A medida que el consumismo y la tecnología continúan aumentando y arraigándose en todo el mundo, la cuestión de encontrar significado a las infinitas cantidades de entretenimiento vacío se convierte en una cuestión aún más importante. Las redes sociales, el sensacionalismo y los reality shows se han apoderado de la sociedad durante las últimas décadas, creando una era en la que las personas buscan constantemente entretenerse. Esta búsqueda activa de entretenimiento no viene acompañada del deseo de adquirir realmente algo de los medios consumidos, sino de una forma ahora aparentemente instintiva de distracción. A través de la devoradora ola de escapismo que ha infestado a estas últimas generaciones, las obras de sustancia real, medios con alma real, han quedado en un segundo plano, ya que esta búsqueda continua de entretenimiento no deja espacio para un verdadero pensamiento analítico.
Aunque regularmente nos empujan a la garganta todo tipo de medios, nos guste o no, no sería justo decir que todos y cada uno de estos trabajos son absolutamente superficiales. Todavía hay algo de luz en este pozo de distracción tan profundo que hemos creado. Sin embargo, si te tomas un momento para asimilar lo que consumes, si realmente analizas la información que te brindan, descubrirás que la mayoría de las veces no ofrece espacio para el pensamiento crítico ni introduce ningún tipo de significado o sustancia en tu vida. El entretenimiento ahora se crea en masa y casi exclusivamente para el consumo activo y pasivo.
Un excelente ejemplo de estas tendencias escapistas siempre presentes es el de lo que el “booktok” y las redes sociales han popularizado en el mundo literario. Tiktok está lleno de reseñas, recomendaciones y opiniones en la literatura. Es importante señalar que existen alguno Grandes creadores con muchas ideas filosóficas, reflexivas y útiles. Sin embargo, el contenido que siempre permanece con las interacciones más altas es el de los creadores que exploran la literatura creada para el consumo masivo con poca o ninguna necesidad de pensar más allá o más profundamente que lo que se encuentra simplemente en las páginas leídas. Me gusta pensar en estos libros como el equivalente a pasar horas navegando por las redes sociales, donde consumes una gran cantidad de información superficial y sin sentido que te brindan, solo para no volver a pensar en ella.

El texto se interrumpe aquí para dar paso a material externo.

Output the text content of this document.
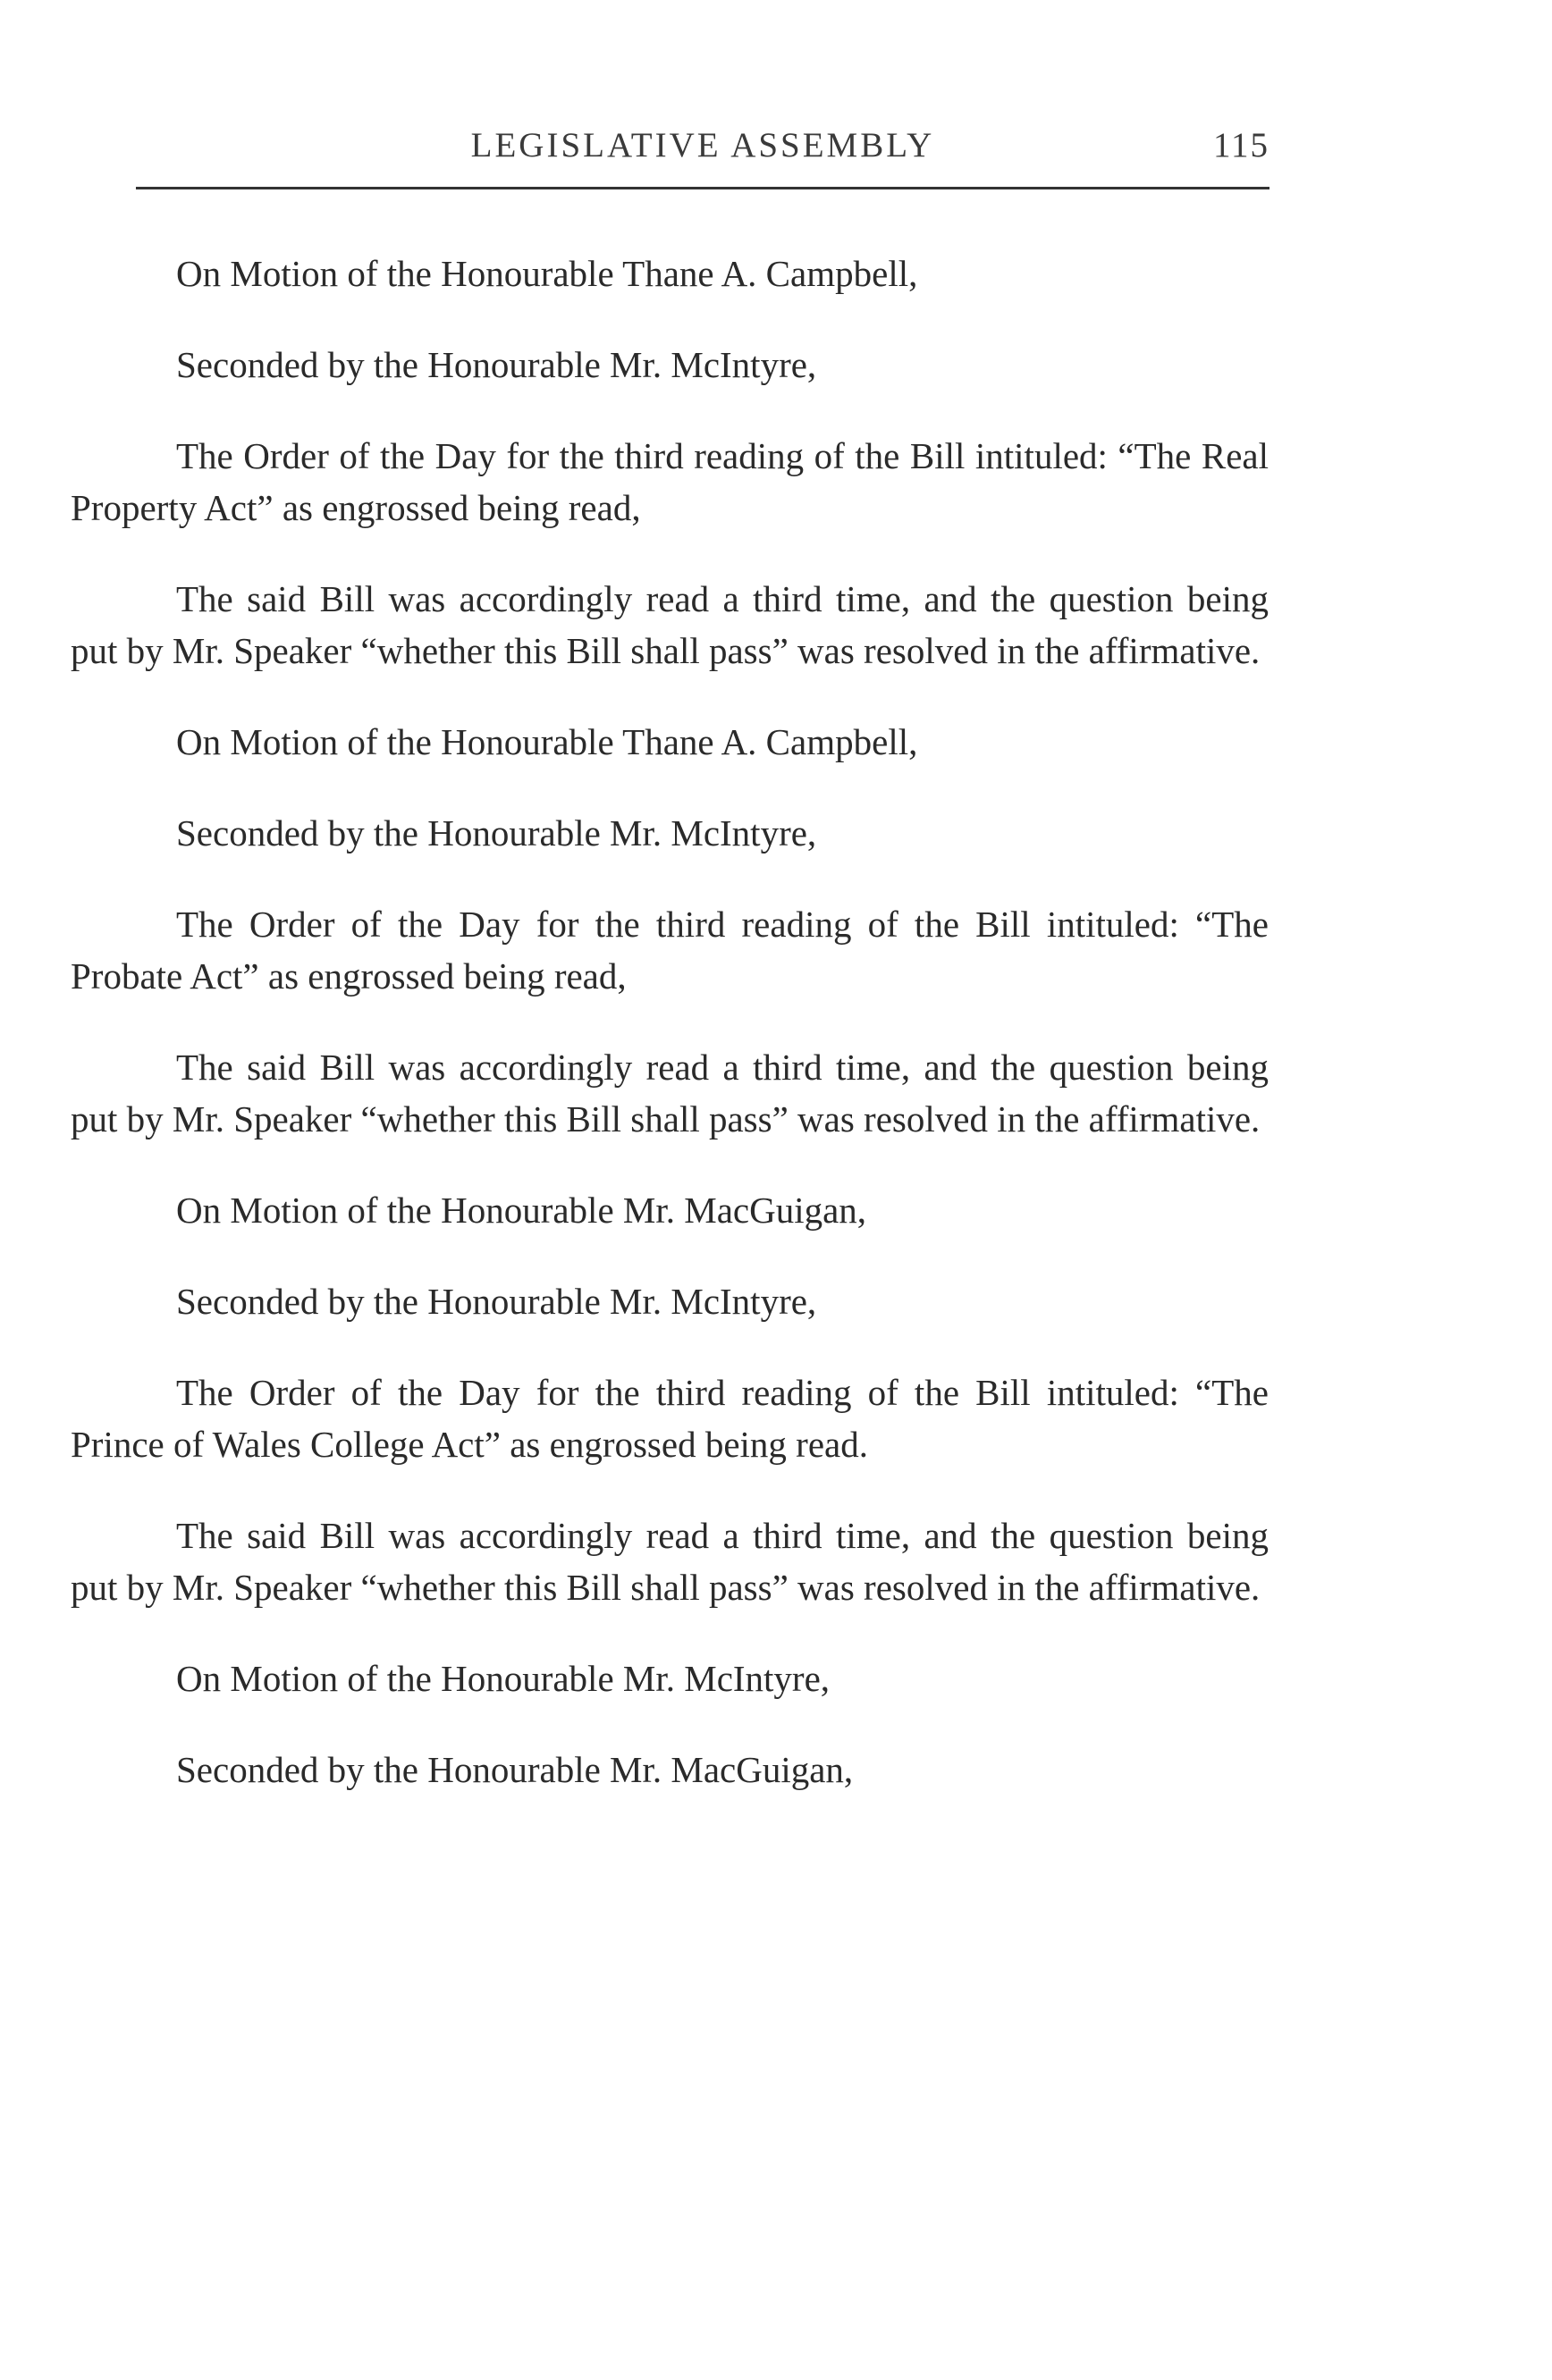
LEGISLATIVE ASSEMBLY	115

On Motion of the Honourable Thane A. Campbell,

Seconded by the Honourable Mr. McIntyre,

The Order of the Day for the third reading of the Bill intituled: “The Real Property Act” as engrossed being read,

The said Bill was accordingly read a third time, and the question being put by Mr. Speaker “whether this Bill shall pass” was resolved in the affirmative.

On Motion of the Honourable Thane A. Campbell,

Seconded by the Honourable Mr. McIntyre,

The Order of the Day for the third reading of the Bill intituled: “The Probate Act” as engrossed being read,

The said Bill was accordingly read a third time, and the question being put by Mr. Speaker “whether this Bill shall pass” was resolved in the affirmative.

On Motion of the Honourable Mr. MacGuigan,

Seconded by the Honourable Mr. McIntyre,

The Order of the Day for the third reading of the Bill intituled: “The Prince of Wales College Act” as engrossed being read.

The said Bill was accordingly read a third time, and the question being put by Mr. Speaker “whether this Bill shall pass” was resolved in the affirmative.

On Motion of the Honourable Mr. McIntyre,

Seconded by the Honourable Mr. MacGuigan,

Para aquellos que todavía dudan de que esto esté sucediendo realmente, probé un pequeño experimento con algunas personas en el campus. Di la siguiente lista de nombres: Annie Ernaux, Mario Vargas Llosa, Colleen Hoover, Svetlana Alexievich. De estas listas, 3 son ganadores del Premio Nobel de Literatura y uno escribe libros románticos tóxicos. Luego pregunté si alguno de estos me resultaba familiar. La mayoría respondió que sólo conocía a Colleen Hoover. Ahora bien, no juzgo el hecho de que la gente no reconozca a los ganadores del Premio Nobel, ya que no todo el mundo está al tanto de estos premios o del mundo literario. Sin embargo, es sumamente atroz que un autor con narrativas débiles y falta de variedad en la trama y los géneros sea más popular y reconocido que aquellos premiados con el mayor logro que uno puede obtener en literatura.
Esta idea no es fácil de digerir, frente a la dura verdad de que todos hemos caído en la trampa del entretenimiento es una realidad bastante desagradable. Sin embargo, lo más importante es poder reconocer nuestros defectos, porque ¿cómo es posible que cambien las cosas si se evita la verdad por miedo a la incomodidad? Ahora más que nunca, es absolutamente necesario pensar dos veces no sólo en los medios que consumes, sino también en por qué los consumes.